En cualquier caso, este relativismo en torno a los resultados de las investigaciones nos debe llevar tanto a ser prudentes al afirmar que los videojuegos produzcan comportamientos agresivos como a no perder de vista la realidad del carácter extremadamente violento de muchos videojuegos y las recomendaciones de prudencia y control en su uso que se están haciendo desde muchas instancias.

 

Además, hay que considerar el valor añadido que supone que en los videojuegos –al contrario de lo que ocurre con la televisión u otras formas tradicionales de acceso de los niños a contenidos violentos– la actitud del usuario es activa y ejerce un control absoluto sobre la acción.
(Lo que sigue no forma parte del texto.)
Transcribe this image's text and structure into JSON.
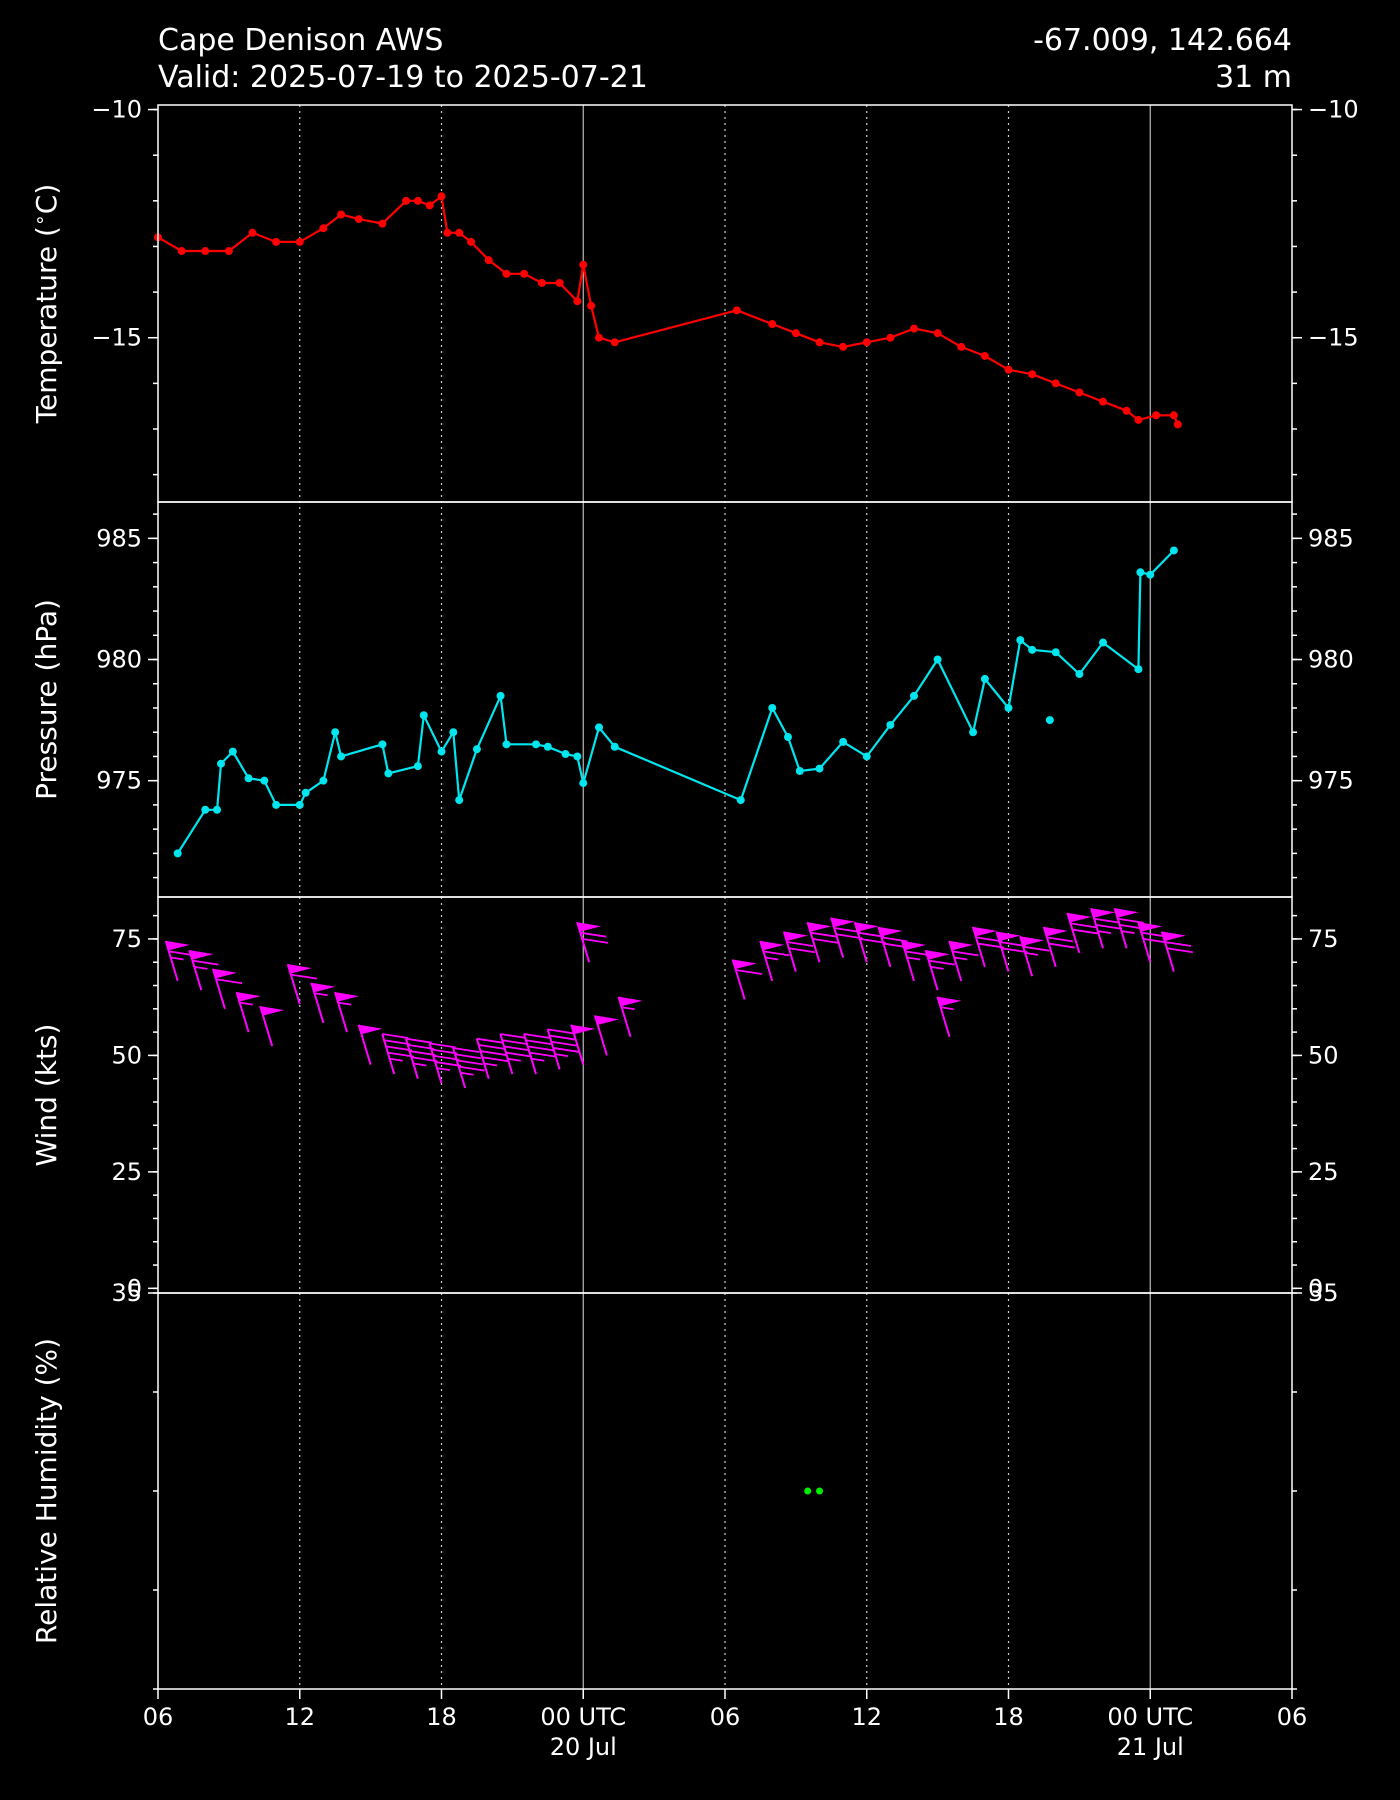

Todo lo expuesto en las anteriores líneas es de importancia capital en el caso de los menores. El desarrollo de la personalidad está influido, entre otros factores, por los modelos o estereotipos que se encuentran en los juegos, en la televisión y en los medios de comunicación en general. Aunque sepan distinguir la violencia ficticia de la realidad, la diversión con la violencia gratuita no deja de suponer un empobrecimiento del propio mundo interior y una pérdida de sensibilidad.